Linear Modeling in R and the Hubble Bubble

Here is a scatter plot with the coordinate labels deliberately omitted.

Figure 1.

Do you see any trends? How would you model these data?

It just so happens that this scatterplot is arguably the most famous scatterplot in history. One aficionado, writing more than forty years after its publication, commented skeptically [1]:
"[The] data points were consequently spread all over the [x-y] plot. Nevertheless, he was somehow able to deduce a 'roughly linear' relation between them."
There's a hint: a linear fit. "What's the big deal?" you ask. "Isn't that the sort of obvious modeling assumption any statistician, worth his or her salt, would make?" Good point but these ain't just any old data. These data contain the mind of God, as an Einstein or Hawking might say.

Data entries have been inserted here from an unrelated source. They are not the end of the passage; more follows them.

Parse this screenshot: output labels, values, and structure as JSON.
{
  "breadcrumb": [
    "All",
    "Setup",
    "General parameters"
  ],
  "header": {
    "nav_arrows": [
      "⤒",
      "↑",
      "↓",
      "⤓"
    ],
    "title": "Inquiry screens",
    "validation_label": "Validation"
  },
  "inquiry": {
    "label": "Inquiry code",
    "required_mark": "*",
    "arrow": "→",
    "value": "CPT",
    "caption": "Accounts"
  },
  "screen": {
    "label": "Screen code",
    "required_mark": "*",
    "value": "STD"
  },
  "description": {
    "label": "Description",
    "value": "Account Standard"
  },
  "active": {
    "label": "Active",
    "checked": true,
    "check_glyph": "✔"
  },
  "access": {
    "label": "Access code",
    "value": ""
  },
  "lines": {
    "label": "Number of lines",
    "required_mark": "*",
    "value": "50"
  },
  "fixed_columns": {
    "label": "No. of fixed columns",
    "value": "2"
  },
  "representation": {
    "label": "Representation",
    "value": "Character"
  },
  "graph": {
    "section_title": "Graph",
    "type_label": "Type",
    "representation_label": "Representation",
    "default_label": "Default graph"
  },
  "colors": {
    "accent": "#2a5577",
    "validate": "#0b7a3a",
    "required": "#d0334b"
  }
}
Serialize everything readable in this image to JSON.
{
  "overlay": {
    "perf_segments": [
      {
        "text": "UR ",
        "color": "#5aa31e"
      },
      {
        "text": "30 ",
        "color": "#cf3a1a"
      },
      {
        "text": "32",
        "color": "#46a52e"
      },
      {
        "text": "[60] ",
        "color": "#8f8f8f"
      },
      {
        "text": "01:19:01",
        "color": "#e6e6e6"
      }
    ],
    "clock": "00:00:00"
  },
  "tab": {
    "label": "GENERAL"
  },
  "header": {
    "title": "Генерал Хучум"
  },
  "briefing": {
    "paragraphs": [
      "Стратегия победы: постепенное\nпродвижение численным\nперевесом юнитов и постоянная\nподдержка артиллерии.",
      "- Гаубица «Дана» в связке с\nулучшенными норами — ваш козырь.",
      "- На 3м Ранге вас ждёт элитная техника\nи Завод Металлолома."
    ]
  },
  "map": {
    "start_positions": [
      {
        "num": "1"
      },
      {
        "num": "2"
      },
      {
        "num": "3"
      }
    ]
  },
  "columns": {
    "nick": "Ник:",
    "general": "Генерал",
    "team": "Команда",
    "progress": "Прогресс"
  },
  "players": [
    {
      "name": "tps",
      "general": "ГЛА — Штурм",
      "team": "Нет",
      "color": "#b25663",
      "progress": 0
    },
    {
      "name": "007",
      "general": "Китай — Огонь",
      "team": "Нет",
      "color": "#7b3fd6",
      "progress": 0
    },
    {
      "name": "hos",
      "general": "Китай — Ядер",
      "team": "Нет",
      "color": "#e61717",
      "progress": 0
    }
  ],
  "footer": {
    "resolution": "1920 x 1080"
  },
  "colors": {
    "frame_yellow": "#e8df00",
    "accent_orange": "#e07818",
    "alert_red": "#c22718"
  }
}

To see this, let's label the coordinates and do a linear fit through the origin.

Figure 2.

Now you know. Figure 2 shows the data that Edwin Hubble used in 1929 to deduce that there was a simple linear relationship between the radial distance to a galaxy (x-axis) and the speed with which it is moving relative to us (y-axis). It says that the further away it is, the faster it seems to be moving. For calibration, a Megaparsec (Mpc) is about 3 million light years. The slope of the line corresponds to Hubble's constant, H0 = 423.94 km.s-1.Mpc-1 in Figure 2. The units don't matter too much for our discussion.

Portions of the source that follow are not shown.